私がまだ幼い子供の頃から「節分」には豆まきをするのが恒例だった。枡に入れた大豆を父が「鬼は外」と言いながら暗くなった外に撒く姿を覚えている。大豆を拾い母に教えられて年の数だけ口に入れたのも懐かしい記憶だ。70年近く前に房総半島に一家5人で住んでいたが家の軒先に柊(ひいらぎ)と鰯(いわし)の頭が載せられていたのを思い出す。その後、東京に移転してからは止めたようだが不思議に「鰯の頭も信心から」という諺(ことわざ)を思い浮かべる。
さて鎌倉市周辺での「節分」は賑やかなものが多い。大船観音寺、長谷寺、鎌倉宮や江島神社の節分は動員数を誇っている。一方で建長寺の節分会では「かっぽれ」が奉納されて時代の移り変わりを伝えている。
この10年ほど毎月の「お不動様」に参列してから私は極楽寺の節分会に参加している。こじんまりしているが本堂に30人ほどが入り観音経などを上げると福引きが行われる。極楽寺の節分会は星まつりの要素もあり参加者がこれからの1年の幸せを祈る。読経を終えると「福引き」で、毎年小さな紙に書かれた文字に趣向がこらされて興味深い。今年は「甘 鹹 酸 辛 苦」の5文字で「甘い 塩辛い 酸っぱい 辛い」を表していた。引き当てた籤に従い文房具や菓子が貰える趣向で、それが済むと「鬼は外 鬼は外 福は内福は内 恵比寿大黒宇賀の神」と叫んで豆をまく。参拝のため境内にいる人たちが驚いていた。

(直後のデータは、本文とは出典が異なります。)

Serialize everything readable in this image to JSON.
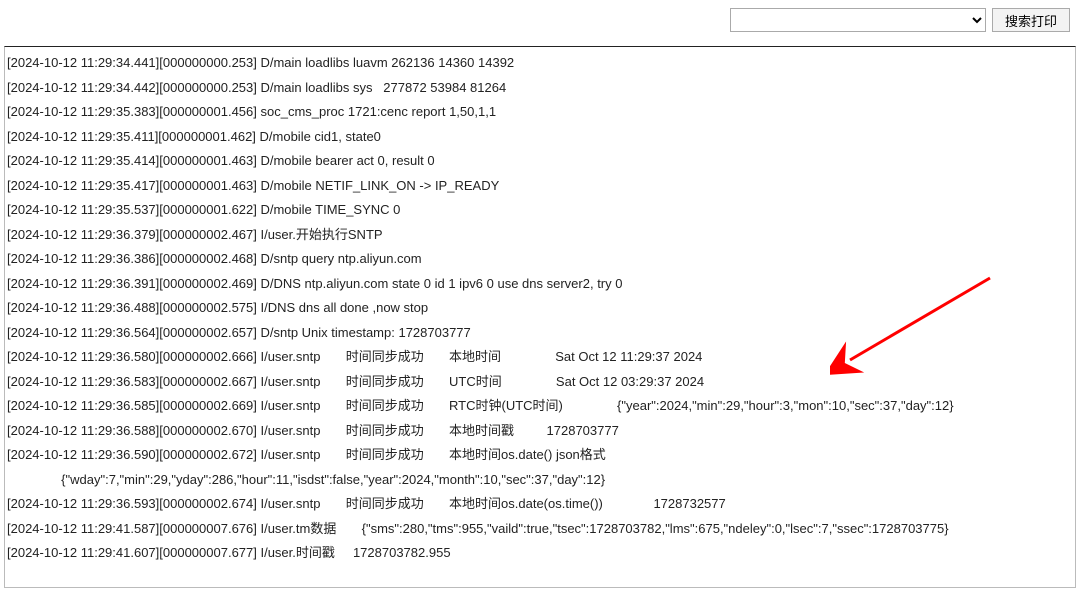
{
  "toolbar": {
    "search_value": "",
    "search_placeholder": "",
    "search_button_label": "搜索打印"
  },
  "logs": [
    "[2024-10-12 11:29:34.441][000000000.253] D/main loadlibs luavm 262136 14360 14392",
    "[2024-10-12 11:29:34.442][000000000.253] D/main loadlibs sys   277872 53984 81264",
    "[2024-10-12 11:29:35.383][000000001.456] soc_cms_proc 1721:cenc report 1,50,1,1",
    "[2024-10-12 11:29:35.411][000000001.462] D/mobile cid1, state0",
    "[2024-10-12 11:29:35.414][000000001.463] D/mobile bearer act 0, result 0",
    "[2024-10-12 11:29:35.417][000000001.463] D/mobile NETIF_LINK_ON -> IP_READY",
    "[2024-10-12 11:29:35.537][000000001.622] D/mobile TIME_SYNC 0",
    "[2024-10-12 11:29:36.379][000000002.467] I/user.开始执行SNTP",
    "[2024-10-12 11:29:36.386][000000002.468] D/sntp query ntp.aliyun.com",
    "[2024-10-12 11:29:36.391][000000002.469] D/DNS ntp.aliyun.com state 0 id 1 ipv6 0 use dns server2, try 0",
    "[2024-10-12 11:29:36.488][000000002.575] I/DNS dns all done ,now stop",
    "[2024-10-12 11:29:36.564][000000002.657] D/sntp Unix timestamp: 1728703777",
    "[2024-10-12 11:29:36.580][000000002.666] I/user.sntp       时间同步成功       本地时间               Sat Oct 12 11:29:37 2024",
    "[2024-10-12 11:29:36.583][000000002.667] I/user.sntp       时间同步成功       UTC时间               Sat Oct 12 03:29:37 2024",
    "[2024-10-12 11:29:36.585][000000002.669] I/user.sntp       时间同步成功       RTC时钟(UTC时间)               {\"year\":2024,\"min\":29,\"hour\":3,\"mon\":10,\"sec\":37,\"day\":12}",
    "[2024-10-12 11:29:36.588][000000002.670] I/user.sntp       时间同步成功       本地时间戳         1728703777",
    "[2024-10-12 11:29:36.590][000000002.672] I/user.sntp       时间同步成功       本地时间os.date() json格式",
    "               {\"wday\":7,\"min\":29,\"yday\":286,\"hour\":11,\"isdst\":false,\"year\":2024,\"month\":10,\"sec\":37,\"day\":12}",
    "[2024-10-12 11:29:36.593][000000002.674] I/user.sntp       时间同步成功       本地时间os.date(os.time())              1728732577",
    "[2024-10-12 11:29:41.587][000000007.676] I/user.tm数据       {\"sms\":280,\"tms\":955,\"vaild\":true,\"tsec\":1728703782,\"lms\":675,\"ndeley\":0,\"lsec\":7,\"ssec\":1728703775}",
    "[2024-10-12 11:29:41.607][000000007.677] I/user.时间戳     1728703782.955"
  ],
  "annotation": {
    "arrow_color": "#ff0000"
  }
}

今年は午後3時から「鎌倉宮」で行われる「節分祭」にも出かけることにした。江ノ電とバスを乗り継いで丁度3時頃に到着する。境内の雰囲気は何となく穏やかで本殿のあたりが賑やかだ。
本殿では「鬼やらい神事」が行われていた。境内中央に組み立てられた櫓(やぐら)の側にいると豆まきの賑やかな声が聞こえて神事がクライマックスを迎えたことを伝える。
やがて櫓の上の警官に続き年男たちが昇る。掛け声に周囲の人波が揺れ警笛が鳴ると豆まきがストップする仕組みだ。
年寄りと子どもは並んでいると「福袋」が貰えるというので列の最後に並んで文具や駄菓子に缶ジュースの入った福袋を貰うと冬の陽が落ちかかっていた。